L’organisation féministe Fanm Deside condamne avec fermeté le massacre survenu dans la nuit du 23 au 24 août 2026 dans la commune de Kenscoff, où au moins 40 personnes auraient perdu la vie lors d’une attaque attribuée à des groupes armés affiliés à la coalition Viv Ansanm.

Dans une note signée par sa coordinatrice, Marie Ange Noël, Fanm Deside dénonce une nouvelle fois les défaillances sécuritaires et institutionnelles auxquelles la population haïtienne est confrontée. L’organisation souligne que des femmes, des filles, des jeunes et de nombreux autres citoyens innocents ont été victimes de cette nouvelle tragédie.

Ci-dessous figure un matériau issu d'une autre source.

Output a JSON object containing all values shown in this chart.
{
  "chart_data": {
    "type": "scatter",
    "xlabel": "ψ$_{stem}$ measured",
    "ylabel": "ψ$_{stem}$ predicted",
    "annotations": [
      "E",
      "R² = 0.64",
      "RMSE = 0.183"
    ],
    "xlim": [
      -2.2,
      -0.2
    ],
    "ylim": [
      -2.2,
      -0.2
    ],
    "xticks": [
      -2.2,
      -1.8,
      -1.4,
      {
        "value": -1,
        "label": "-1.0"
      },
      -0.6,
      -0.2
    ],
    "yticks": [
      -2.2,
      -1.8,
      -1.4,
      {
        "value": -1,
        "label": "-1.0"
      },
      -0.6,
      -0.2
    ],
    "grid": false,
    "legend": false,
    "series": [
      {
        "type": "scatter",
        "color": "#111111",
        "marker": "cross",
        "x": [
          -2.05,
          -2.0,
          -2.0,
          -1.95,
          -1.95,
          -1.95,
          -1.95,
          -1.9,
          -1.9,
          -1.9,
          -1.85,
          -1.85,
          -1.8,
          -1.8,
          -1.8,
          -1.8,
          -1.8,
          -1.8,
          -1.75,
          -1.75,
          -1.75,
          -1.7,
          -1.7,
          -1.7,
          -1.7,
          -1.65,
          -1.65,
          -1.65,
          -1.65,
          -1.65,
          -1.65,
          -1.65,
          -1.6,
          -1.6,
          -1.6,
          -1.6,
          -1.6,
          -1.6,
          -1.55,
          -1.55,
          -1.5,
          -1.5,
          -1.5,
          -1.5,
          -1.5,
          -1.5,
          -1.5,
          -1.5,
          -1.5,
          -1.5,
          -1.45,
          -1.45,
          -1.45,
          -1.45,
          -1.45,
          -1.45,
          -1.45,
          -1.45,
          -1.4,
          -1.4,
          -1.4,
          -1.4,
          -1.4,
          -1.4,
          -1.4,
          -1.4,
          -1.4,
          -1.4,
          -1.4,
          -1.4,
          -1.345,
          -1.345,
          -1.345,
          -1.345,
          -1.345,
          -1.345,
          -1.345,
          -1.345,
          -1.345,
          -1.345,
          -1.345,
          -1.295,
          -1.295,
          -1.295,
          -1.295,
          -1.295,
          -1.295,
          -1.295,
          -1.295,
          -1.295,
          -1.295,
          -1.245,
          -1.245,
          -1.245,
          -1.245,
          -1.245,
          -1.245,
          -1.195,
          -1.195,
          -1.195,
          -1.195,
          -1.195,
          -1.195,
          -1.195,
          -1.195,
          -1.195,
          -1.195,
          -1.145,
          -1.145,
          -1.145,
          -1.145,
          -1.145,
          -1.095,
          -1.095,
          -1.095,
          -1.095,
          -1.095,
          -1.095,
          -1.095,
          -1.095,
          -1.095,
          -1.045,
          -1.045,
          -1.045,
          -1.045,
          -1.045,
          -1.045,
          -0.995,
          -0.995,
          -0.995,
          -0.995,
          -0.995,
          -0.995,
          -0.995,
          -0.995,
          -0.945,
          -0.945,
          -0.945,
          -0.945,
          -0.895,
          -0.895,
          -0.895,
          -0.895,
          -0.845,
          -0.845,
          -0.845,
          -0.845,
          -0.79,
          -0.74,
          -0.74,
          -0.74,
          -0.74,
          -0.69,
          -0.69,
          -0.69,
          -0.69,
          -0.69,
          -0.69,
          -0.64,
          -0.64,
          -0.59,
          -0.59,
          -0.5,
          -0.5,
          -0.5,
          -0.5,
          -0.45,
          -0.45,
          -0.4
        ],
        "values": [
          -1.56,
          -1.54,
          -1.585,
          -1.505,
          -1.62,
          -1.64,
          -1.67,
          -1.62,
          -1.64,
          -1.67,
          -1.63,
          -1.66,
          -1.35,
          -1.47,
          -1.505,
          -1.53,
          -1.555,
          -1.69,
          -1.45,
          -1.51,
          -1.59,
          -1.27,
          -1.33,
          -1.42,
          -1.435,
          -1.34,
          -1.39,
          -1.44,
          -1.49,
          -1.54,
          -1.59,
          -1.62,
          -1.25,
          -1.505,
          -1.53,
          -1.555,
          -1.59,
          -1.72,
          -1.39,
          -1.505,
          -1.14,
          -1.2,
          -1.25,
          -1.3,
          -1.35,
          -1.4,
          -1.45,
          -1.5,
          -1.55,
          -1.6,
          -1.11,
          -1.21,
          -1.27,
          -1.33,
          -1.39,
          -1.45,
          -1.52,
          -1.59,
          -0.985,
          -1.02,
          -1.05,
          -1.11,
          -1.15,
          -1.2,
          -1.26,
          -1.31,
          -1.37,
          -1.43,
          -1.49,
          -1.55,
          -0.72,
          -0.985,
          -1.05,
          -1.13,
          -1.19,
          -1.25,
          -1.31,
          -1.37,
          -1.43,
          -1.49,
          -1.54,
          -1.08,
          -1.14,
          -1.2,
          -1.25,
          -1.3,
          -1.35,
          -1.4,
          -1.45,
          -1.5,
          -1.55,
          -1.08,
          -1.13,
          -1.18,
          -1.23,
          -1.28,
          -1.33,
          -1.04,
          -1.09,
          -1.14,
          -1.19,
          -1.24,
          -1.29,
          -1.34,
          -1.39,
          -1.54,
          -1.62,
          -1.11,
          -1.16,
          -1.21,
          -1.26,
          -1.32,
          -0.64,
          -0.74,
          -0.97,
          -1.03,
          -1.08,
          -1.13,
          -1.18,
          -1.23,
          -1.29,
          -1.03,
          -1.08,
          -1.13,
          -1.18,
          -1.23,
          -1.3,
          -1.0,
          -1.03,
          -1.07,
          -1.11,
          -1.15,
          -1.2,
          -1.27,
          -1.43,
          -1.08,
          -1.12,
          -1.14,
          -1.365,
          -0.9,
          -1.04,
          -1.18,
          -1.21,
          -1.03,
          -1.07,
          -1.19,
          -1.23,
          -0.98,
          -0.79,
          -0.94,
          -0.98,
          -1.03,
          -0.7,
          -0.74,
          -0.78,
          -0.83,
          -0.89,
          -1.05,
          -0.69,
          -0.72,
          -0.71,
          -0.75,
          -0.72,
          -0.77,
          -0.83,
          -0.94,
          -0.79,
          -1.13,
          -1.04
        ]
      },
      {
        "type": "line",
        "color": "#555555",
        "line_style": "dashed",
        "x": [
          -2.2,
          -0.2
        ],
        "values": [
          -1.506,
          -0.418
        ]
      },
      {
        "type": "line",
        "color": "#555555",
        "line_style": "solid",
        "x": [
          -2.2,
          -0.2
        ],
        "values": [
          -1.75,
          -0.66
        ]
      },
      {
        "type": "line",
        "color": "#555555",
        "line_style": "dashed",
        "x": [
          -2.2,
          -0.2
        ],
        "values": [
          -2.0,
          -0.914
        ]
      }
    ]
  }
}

Pour Fanm Deside, la répétition de ces violences traduit la persistance d’une grave violation des droits fondamentaux, notamment le droit à la vie et à la protection. L’organisation déplore également ce qu’elle considère comme une tolérance de l’État face aux violences commises par les groupes armés.
L’organisation féministe appelle les autorités haïtiennes à assumer pleinement leurs responsabilités face à la dégradation de la situation sécuritaire. Elle réclame des mesures concrètes et efficaces pour renforcer les mécanismes de protection, sanctionner les auteurs des violences et mettre un terme aux actions des groupes criminels.

« La sécurité de la population doit devenir une priorité nationale », soutient Fanm Deside, qui dénonce également la persistance de l’impunité dans le pays.
L’organisation adresse enfin ses sympathies aux familles des victimes, aux personnes blessées ainsi qu’à toutes celles et ceux affectés par cette attaque. Elle appelle à mettre fin à un climat de peur et d’insécurité qui, selon elle, contraint la population à « pleurer, fuir et vivre dans la peur ».